The first thing to note is that the scribe gets at least one thing right. He sees how love is greater than sacrifice (or, more broadly, the law). It’s a nod to Hosea 6:6 — “I desire mercy, not sacrifice,” which looks ahead to a time when mercy would come to replace the old system altogether. Now, we know the scribe wasn’t connecting all the dots here, but this is partly why Jesus says he answered wisely. He was on to something.
More importantly, though, Jesus says the scribe (wise answer notwithstanding) is only near to the kingdom — not “in.” Don’t miss that. The scribe is close (by seeing that love is greater than law), but he is not in yet. In other words, it isn’t enough to know the greatest commandment. He needs something more, and that something is staring at him right in the face. To look at it from another angle: consider how “Love God, love people” is never repeated later in the New Testament post-cross. Instead, in places like 1 John 4:10, we see a different emphasis: “This is love: not that we loved God, but that he loved us and sent his Son as an atoning sacrifice for our sins.” Then in verse 19: “We love because he first loved us.” See the difference? The law says, “Love God perfectly, or die.” The gospel says, “You don’t love God (you can’t! you haven’t!), but he loved you by sending his Son to die in your place.” Our love, then, is borrowed, it’s shared; it reflects the greater “sunlight” of how Christ laid down his life for us.
So in the church-vision-statement world, “Love God, love people” is a hollow vision statement. There’s no gospel in it. No good news. Just a summation of the law, a notable absence of Jesus, and poor biblical theology. The gospel is not a command to love but news that Jesus has loved us to hell and back. We are no longer under the law—the covenant of scorecards—labeled and identified by how well we are loving God and others. We are under the New Covenant of grace, God’s loudest demonstration of love for us in Christ.

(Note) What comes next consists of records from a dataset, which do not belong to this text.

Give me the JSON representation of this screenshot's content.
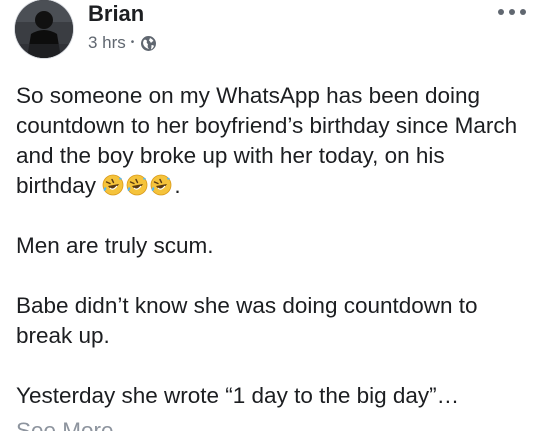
{
  "post": {
    "author": "Brian",
    "timestamp": "3 hrs",
    "separator": "•",
    "privacy_icon": "globe-icon",
    "menu_icon": "more-options-icon",
    "paragraphs": {
      "p1": "So someone on my WhatsApp has been doing countdown to her boyfriend’s birthday since March and the boy broke up with her today, on his birthday ",
      "p1_end": ".",
      "p2": "Men are truly scum.",
      "p3": "Babe didn’t know she was doing countdown to break up.",
      "p4": "Yesterday she wrote “1 day to the big day”…"
    },
    "emoji_count": 3,
    "emoji_name": "rolling-on-the-floor-laughing-emoji",
    "see_more_label": "See More"
  },
  "colors": {
    "text": "#1c1e21",
    "meta": "#606770",
    "see_more": "#8d949e",
    "emoji_face": "#f5c33b"
  }
}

When we start to believe this, that’s where true change comes from. Desiring to love God more and put others’ needs before our own is a good thing. But the first (and really, only) step is to think less about the “greatest commandment,” less about ourselves altogether, and more about the gospel. Whereas the rules poke at us from the outside, the gospel woos us from within, beckons us to drink deeply of this new wine, and frees us up to love others in the way we’ve first been loved.